Meter la moto fue complicado. El Kurdistán pretende ser un Estado moderno, pero repite los viejos esquemas burocráticos de la zona. Lentitud y procedimientos incomprensibles. Un mecánico identificó marca, modelo, número de cilindros, chasis y matrícula. Me entregó un papel, pero cuando semanas después lo enseñé para salir hacia Irán, resultó que no era suficiente. No acabé de enterarme de qué faltaba o qué sobraba. Cuando resolví todo el papeleo ya era de noche. Decidí intentar dormir en pueblo de Zakho, que apenas dista diez kilómetros.
Intenté encontrar hotel. No había. Me vi de pronto dando vueltas por una población irakí con mil ojos siguiendo mi desorientado deambular. Con mi moto y mi ropa yo era un llamativo marciano allí. Empecé a pensar que tal vez no hubiera sido buena idea lo de seguir a Rivadeneyra hasta tan lejos. Cuando empezaba a desesperar, me abordó un joven. Dijo llamarse Jan, ser cristiano y querer ayudarme. Me alojaría en su casa. Montó en la moto y cuando empezamos a internarnos en las oscuras callejuelas del extrarradio se disparó el chip de la precaución que no pocas veces puede terminar en paranoía.

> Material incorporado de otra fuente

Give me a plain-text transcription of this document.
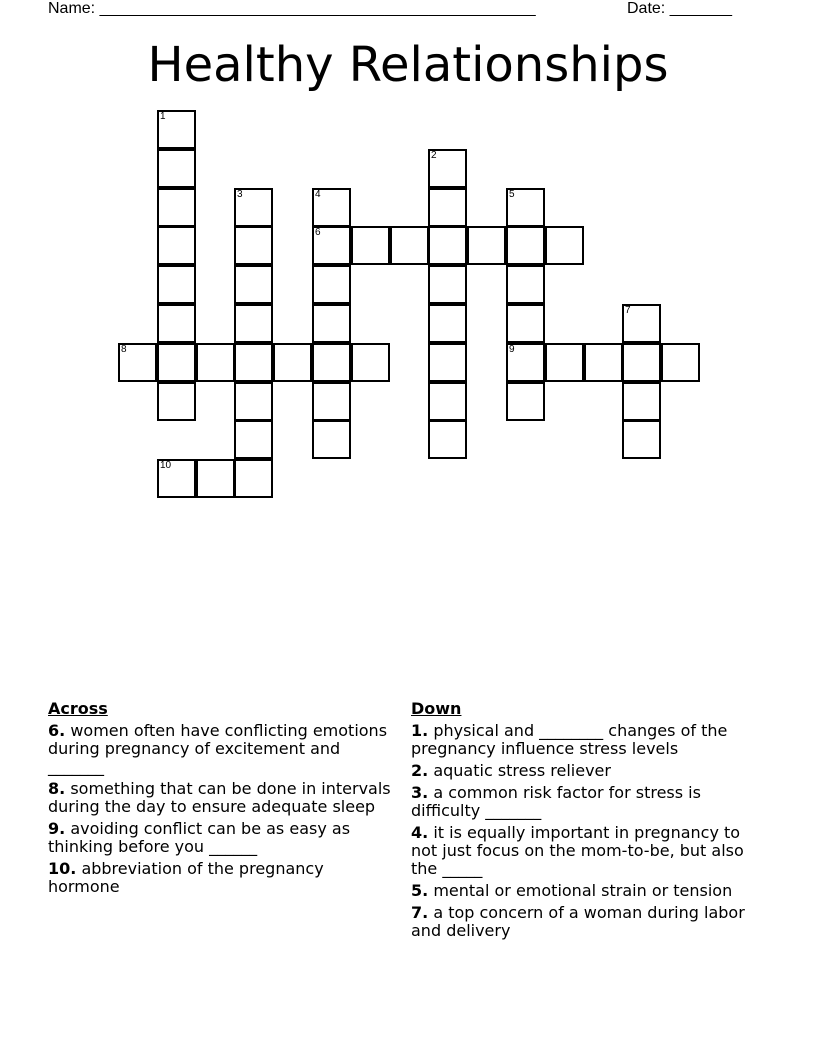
Name: _________________________________________________	Date: _______
Healthy Relationships
1
2
3	4
6
5
9
7
8
10
Across
6. women often have conflicting emotions during pregnancy of excitement and _______
8. something that can be done in intervals during the day to ensure adequate sleep
9. avoiding conflict can be as easy as thinking before you ______
10. abbreviation of the pregnancy hormone
Down
1. physical and ________ changes of the pregnancy influence stress levels
2. aquatic stress reliever
3. a common risk factor for stress is difficulty _______
4. it is equally important in pregnancy to not just focus on the mom-to-be, but also the _____
5. mental or emotional strain or tension
7. a top concern of a woman during labor and delivery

Pensé alarmado que a este chico no lo conocía de nada. Me había puesto en sus manos sin tener ninguna garantía de que fuera cierto lo que me decían. Irak es un país objetivamente peligroso. Sentí que no controlaba la situación, que no sabía a donde me llevaban.

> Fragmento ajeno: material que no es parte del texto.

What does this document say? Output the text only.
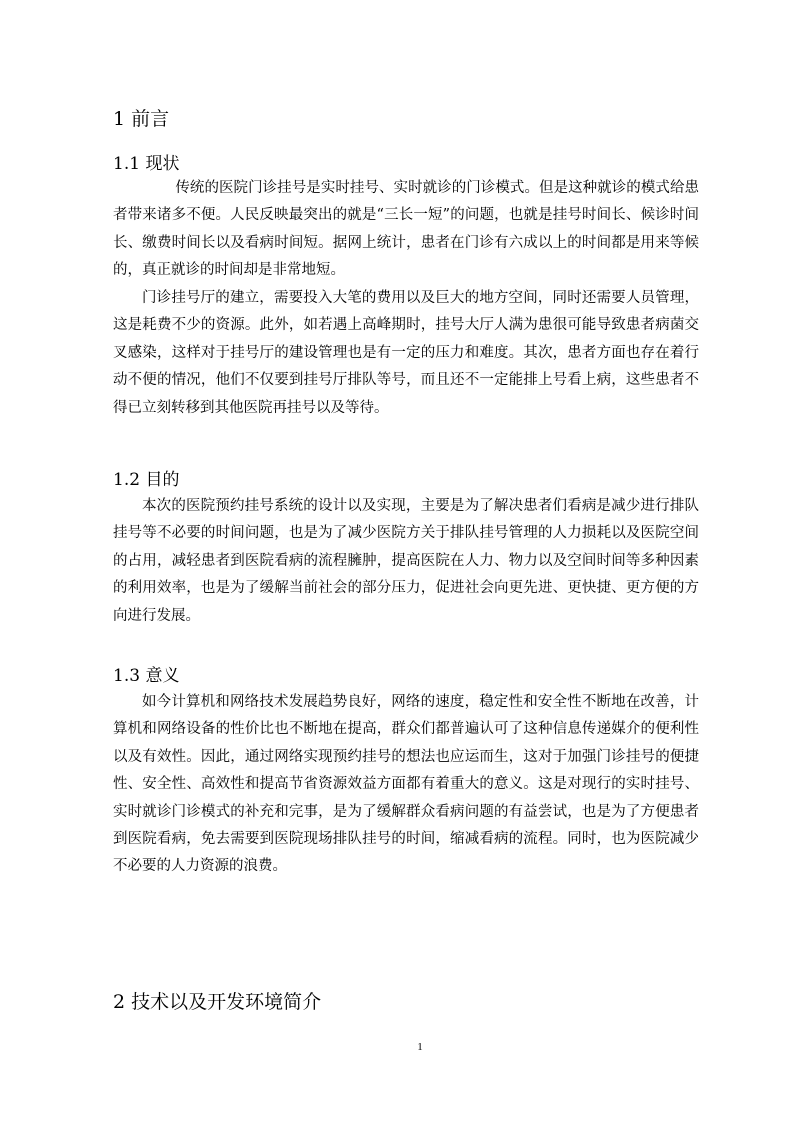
1 前言
1.1 现状

传统的医院门诊挂号是实时挂号、实时就诊的门诊模式。但是这种就诊的模式给患者带来诸多不便。人民反映最突出的就是“三长一短”的问题，也就是挂号时间长、候诊时间长、缴费时间长以及看病时间短。据网上统计，患者在门诊有六成以上的时间都是用来等候的，真正就诊的时间却是非常地短。

门诊挂号厅的建立，需要投入大笔的费用以及巨大的地方空间，同时还需要人员管理，这是耗费不少的资源。此外，如若遇上高峰期时，挂号大厅人满为患很可能导致患者病菌交叉感染，这样对于挂号厅的建设管理也是有一定的压力和难度。其次，患者方面也存在着行动不便的情况，他们不仅要到挂号厅排队等号，而且还不一定能排上号看上病，这些患者不得已立刻转移到其他医院再挂号以及等待。

1.2 目的

本次的医院预约挂号系统的设计以及实现，主要是为了解决患者们看病是减少进行排队挂号等不必要的时间问题，也是为了减少医院方关于排队挂号管理的人力损耗以及医院空间的占用，减轻患者到医院看病的流程臃肿，提高医院在人力、物力以及空间时间等多种因素的利用效率，也是为了缓解当前社会的部分压力，促进社会向更先进、更快捷、更方便的方向进行发展。

1.3 意义

如今计算机和网络技术发展趋势良好，网络的速度，稳定性和安全性不断地在改善，计算机和网络设备的性价比也不断地在提高，群众们都普遍认可了这种信息传递媒介的便利性以及有效性。因此，通过网络实现预约挂号的想法也应运而生，这对于加强门诊挂号的便捷性、安全性、高效性和提高节省资源效益方面都有着重大的意义。这是对现行的实时挂号、实时就诊门诊模式的补充和完事，是为了缓解群众看病问题的有益尝试，也是为了方便患者到医院看病，免去需要到医院现场排队挂号的时间，缩减看病的流程。同时，也为医院减少不必要的人力资源的浪费。

2 技术以及开发环境简介
1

Torcimos una esquina, abandonamos toda luz. El callejón era tenebroso y desierto. Detuve la moto frente a una cochera. Jan se bajó y llamó con toques quedos. Pensé que una vez metiera la moto, sería como si se me hubiera tragado la tierra. ¿Cómo estar seguro de nada en un país donde todo es desconocido? ¿Qué puntos de referencia tenía? ¿A quién conocía allí? ¿Quién en el mundo sabía donde estaba yo? El portón metálico se abrió lentamente. Mi pulso se aceleró. Del interior brotó una luz eléctrica. Y también una niña. Una niña de 7 u 8 años con enormes ojos verdes y una larga coleta.
Me miró con calma aunque debía estar tan sorprendida como yo. Entonces sonrió y me preguntó “How are you?” “I am very happy to be here” respondí, diciéndole la pura verdad. Y es que al ver esos ojos tan puros y la inocencia de su rostro infantil sentí que nada malo podía esperarme en el sitio de donde ella venía.
En ruta
Lo más llamativo de la carretera era la atroz deformación del asfalto. El calor unido al paso incesante de los pesados convoyes militares había dibujado un oleaje de alquitrán en el firme. Sin embargo, en el Kurdistán no quedaba ni rastro de los soldados norteamericanos. Los tipos que me salían al encuentro en los check points eran todos jóvenes kurdos vestidos con uniformes muy nuevos.
Se mostraban simpáticos y habladores. Me paraban continuamente y el trance se demoraba unos minutos entre preguntas inocuas, presentaciones y apretones de manos. Sólo querían charlar y hacerse fotos. Muchas fotos. “Mister, mister”, decían. Esa era la palabra. Yo era un “mister” y por eso no era terrorista ni amenaza para Kurdistán. Ser un “mister” era mi mejor salvoconducto.
Conduciendo hacia el sur iba dejando atrás carteles de tráfico con sugestivas indicaciones. Bagdad, Basora, Kirkuk… sin embargo, debía estar muy pendiente de aquella que indicase el desvío hacia Erbil. Los kurdos habían construido un ramal nuevo que evitaba el paso por la peligrosísima Mosul. El desvío estaba solo a 20 kilómetros del nido de serpientes.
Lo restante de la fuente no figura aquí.